Mark Dixon, the CEO of International Workplace Group (IWG), believes this growth in out-of-town workspace is partly down to support for a flexible-working policy among employees. For him, it’s not all about offices to rent in London anymore: “When people commute into major cities, their wallets commute with them,” he says. “Working locally keeps that spending power closer to home. What this study shows is that providing more opportunities for people to work closer to home can have a tremendous effect, not just on them, but on their local area too.” The first major socioeconomic study of its kind, it found that the presence of flexspace in the UK created 231 new jobs per development and an average Gross Value Add (GVA) – or sandwich economy – of £12.7m per area.
The independently-conducted report examined 19 countries from Belgium to Brazil, and also revealed the positive impact a local flexible workspace can have environmentally and socially. In the UK, each one is expected to save an average of 9,209 hours in commuting time per year – and also help to save 118 metric tonnes of carbon in the process. Globally, this amounts to 2,560,000 tonnes a year – the equivalent of 128,000 flights between London and New York – which has huge implications for the way we think about the where and how of work in the 21st century (especially when green issues and worker wellbeing are considered).
According to its author, Steve Lucas, the report shows a profound change in global working culture: “This study reveals a shift in jobs and capital growth moving outside of city centres, where it has been focused for the last few decades, into suburban locations,” he comments.
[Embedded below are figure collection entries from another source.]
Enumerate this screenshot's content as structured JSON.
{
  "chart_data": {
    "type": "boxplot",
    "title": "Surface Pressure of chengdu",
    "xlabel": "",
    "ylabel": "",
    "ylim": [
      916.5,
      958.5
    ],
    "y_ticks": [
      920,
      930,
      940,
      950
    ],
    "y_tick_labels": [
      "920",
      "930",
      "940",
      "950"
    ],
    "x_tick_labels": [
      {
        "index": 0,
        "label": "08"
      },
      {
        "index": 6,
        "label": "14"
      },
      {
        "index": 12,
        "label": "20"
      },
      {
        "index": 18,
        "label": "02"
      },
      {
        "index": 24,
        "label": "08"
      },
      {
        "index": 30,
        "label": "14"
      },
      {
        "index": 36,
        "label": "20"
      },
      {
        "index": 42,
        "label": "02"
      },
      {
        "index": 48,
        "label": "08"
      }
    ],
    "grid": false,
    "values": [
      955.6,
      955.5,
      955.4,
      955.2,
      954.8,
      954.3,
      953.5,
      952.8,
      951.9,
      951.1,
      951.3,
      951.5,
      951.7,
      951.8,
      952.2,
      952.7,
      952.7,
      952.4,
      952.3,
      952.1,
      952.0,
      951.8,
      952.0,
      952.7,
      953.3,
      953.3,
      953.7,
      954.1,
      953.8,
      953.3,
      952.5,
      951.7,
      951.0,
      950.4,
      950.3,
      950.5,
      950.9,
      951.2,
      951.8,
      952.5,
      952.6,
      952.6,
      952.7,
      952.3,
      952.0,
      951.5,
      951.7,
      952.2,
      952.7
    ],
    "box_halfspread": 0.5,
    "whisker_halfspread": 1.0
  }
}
In the UK, the report notes that “smaller towns and cities have experienced double-digit growth in the availability of flexible office space” and that the development of workspaces in regional towns and suburbs is often driven by local authorities. UK Property Director Stephen Holloway explains the benefits bestowed by a Regus sister brand: “Our Basepoint brand of workspaces has been developed with local authorities who wanted to create economic activity in buildings they own. In this case, the trigger was the local authorities themselves, which wanted to create an economic hub in their borough. Today, 30 Basepoint locations are direct partnerships with local authorities,” he says.
As the trend for a flexible-working policy continues to spread, the numbers are getting bigger too: from the roles created by running the building itself, to the ancillary jobs that spring up to serve the new business community. Amongst these many economic benefits, flexible office space is predicted to add a staggering £191bn of value to local economies around the globe over the next 10 years – roughly the same as the entire economy of the Czech Republic in 2019. It’s perhaps another indication that growth is still an important part of an economy – but it’s shifting location, and it’s doing so with the potential to be more evenly distributed.
As the world’s leading serviced office-provider, the global reach that Regus provides means it can spread a positive influence that goes beyond the merely practical: its size allows it to make a real socio-economic impact on a local community, and a positive impact on quality of life. As new generations enter the workforce, question the old way of doing things, and respond to the various challenges presented by life today (from environmental considerations to a better work and life balance), flexwork appears here to stay.